In another study, Kassin found that about 80 percent of innocent people will waive their Miranda rights, especially people who have never been in trouble before, but only 36 percent of guilty suspects will be persuaded to give up their protection. Police have developed techniques for eliciting waivers that try to make suspects see the police as their ally who cannot help until the formality of Miranda rights is removed. What was shocking, Kassin said, was that in the experiment 67 percent of innocent suspects surrendered their rights in the face of clearly hostile interrogations. "They believed in the power of their innocence to set then free. They believed they could make others see their inner states if they were given long enough."
In an experiment where two-thirds of suspects were expected to be guilty, Kassin found that investigators showed more aggressive presumption of guilt. All participants in the experiment, the interrogators, the suspects and third-party observers agreed that in cases where the suspect was indeed innocent, interrogators exhibited the highest expectation of guilt and exerted the most extreme pressure to get a confession. "Innocence is a risk factor," Kassin said.
In still another experiment Kassin tested police confidence in the confessions they elicited. College students and police detectives were shown real and false confessions and asked to discriminate. College students had a higher degree of accuracy but less confidence in their judgment. "Police investigators are prone to see deception," Kassin said. "But their bias is not to deception, but guilt." Interrogation training increased the level of the response bias, he added.

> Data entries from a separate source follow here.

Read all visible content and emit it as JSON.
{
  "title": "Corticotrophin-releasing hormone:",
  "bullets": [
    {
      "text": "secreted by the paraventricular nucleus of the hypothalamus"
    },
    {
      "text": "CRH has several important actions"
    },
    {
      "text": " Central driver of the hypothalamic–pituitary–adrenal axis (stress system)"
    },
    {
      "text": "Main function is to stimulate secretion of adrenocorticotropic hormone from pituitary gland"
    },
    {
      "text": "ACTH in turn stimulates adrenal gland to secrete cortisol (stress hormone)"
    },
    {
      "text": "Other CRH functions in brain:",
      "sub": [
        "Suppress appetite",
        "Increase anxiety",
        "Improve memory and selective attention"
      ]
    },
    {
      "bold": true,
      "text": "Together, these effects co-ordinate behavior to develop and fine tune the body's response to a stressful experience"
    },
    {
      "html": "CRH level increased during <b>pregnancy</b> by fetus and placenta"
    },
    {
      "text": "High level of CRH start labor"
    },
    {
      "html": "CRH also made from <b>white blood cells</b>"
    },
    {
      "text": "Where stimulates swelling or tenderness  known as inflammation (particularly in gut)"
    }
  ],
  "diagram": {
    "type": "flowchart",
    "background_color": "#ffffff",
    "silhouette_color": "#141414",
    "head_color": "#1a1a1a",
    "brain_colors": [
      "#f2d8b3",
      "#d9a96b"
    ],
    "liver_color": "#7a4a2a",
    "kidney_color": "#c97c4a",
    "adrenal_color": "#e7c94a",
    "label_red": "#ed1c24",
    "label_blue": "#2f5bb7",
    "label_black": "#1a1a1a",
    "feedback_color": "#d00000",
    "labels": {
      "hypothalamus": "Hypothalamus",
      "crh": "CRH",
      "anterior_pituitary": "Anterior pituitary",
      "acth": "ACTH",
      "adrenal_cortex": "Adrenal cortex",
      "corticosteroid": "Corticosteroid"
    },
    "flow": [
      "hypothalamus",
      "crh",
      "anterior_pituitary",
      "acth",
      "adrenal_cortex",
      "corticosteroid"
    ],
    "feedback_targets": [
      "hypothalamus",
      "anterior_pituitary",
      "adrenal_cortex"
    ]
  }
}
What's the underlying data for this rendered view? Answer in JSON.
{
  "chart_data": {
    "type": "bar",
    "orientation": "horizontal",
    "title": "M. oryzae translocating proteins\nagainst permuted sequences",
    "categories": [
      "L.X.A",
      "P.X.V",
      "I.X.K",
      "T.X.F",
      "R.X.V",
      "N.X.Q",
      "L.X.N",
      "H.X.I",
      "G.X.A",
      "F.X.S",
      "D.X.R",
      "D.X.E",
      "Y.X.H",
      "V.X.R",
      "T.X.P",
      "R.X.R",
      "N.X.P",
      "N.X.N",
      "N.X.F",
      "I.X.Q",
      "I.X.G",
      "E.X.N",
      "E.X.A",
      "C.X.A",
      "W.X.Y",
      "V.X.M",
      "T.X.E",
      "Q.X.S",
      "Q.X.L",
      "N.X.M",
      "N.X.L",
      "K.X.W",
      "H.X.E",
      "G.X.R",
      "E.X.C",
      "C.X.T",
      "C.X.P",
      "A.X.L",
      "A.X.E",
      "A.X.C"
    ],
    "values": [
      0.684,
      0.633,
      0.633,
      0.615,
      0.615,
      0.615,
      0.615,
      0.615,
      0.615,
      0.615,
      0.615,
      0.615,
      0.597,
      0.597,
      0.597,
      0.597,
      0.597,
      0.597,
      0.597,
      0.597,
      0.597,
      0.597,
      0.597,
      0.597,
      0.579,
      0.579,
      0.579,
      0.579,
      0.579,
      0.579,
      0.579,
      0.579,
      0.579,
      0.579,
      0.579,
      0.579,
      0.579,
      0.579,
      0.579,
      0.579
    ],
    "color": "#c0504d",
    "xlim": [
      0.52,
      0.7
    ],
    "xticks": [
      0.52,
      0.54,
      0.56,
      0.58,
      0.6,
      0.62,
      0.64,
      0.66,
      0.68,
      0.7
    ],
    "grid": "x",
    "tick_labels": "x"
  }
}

Asked if his studies suggest that one should invoke one's Miranda rights anytime one is interviewed by police, Kassin said, "I would invoke my rights right from the start. When you think you've shifted from being a witness to being a suspect, you should invoke immediately. Police aren't trusting either the 20 percent who don't waive their rights or the 80 percent who do."
In many cases of bad confessions, he said, there is no other evidence for police to proceed on. They therefore apply very great pressure on suspects for confessions.
The Law and Cognitive Psychology Lecture Series will next present Shari Seidman Diamond, Howard J. Trienens Professor of Law and Professor of Psychology at Northwestern University Law School. Professor Diamond will speak at the Law School on Feb. 27, 2003, on jury room conversation. The series is co-chaired by professor John Monahan of the Law School and U.Va. associate professor of psychology Bobbie Spellman. Professor Kassin's visit was made possible by the Law School's Intellectual Enrichment Fund.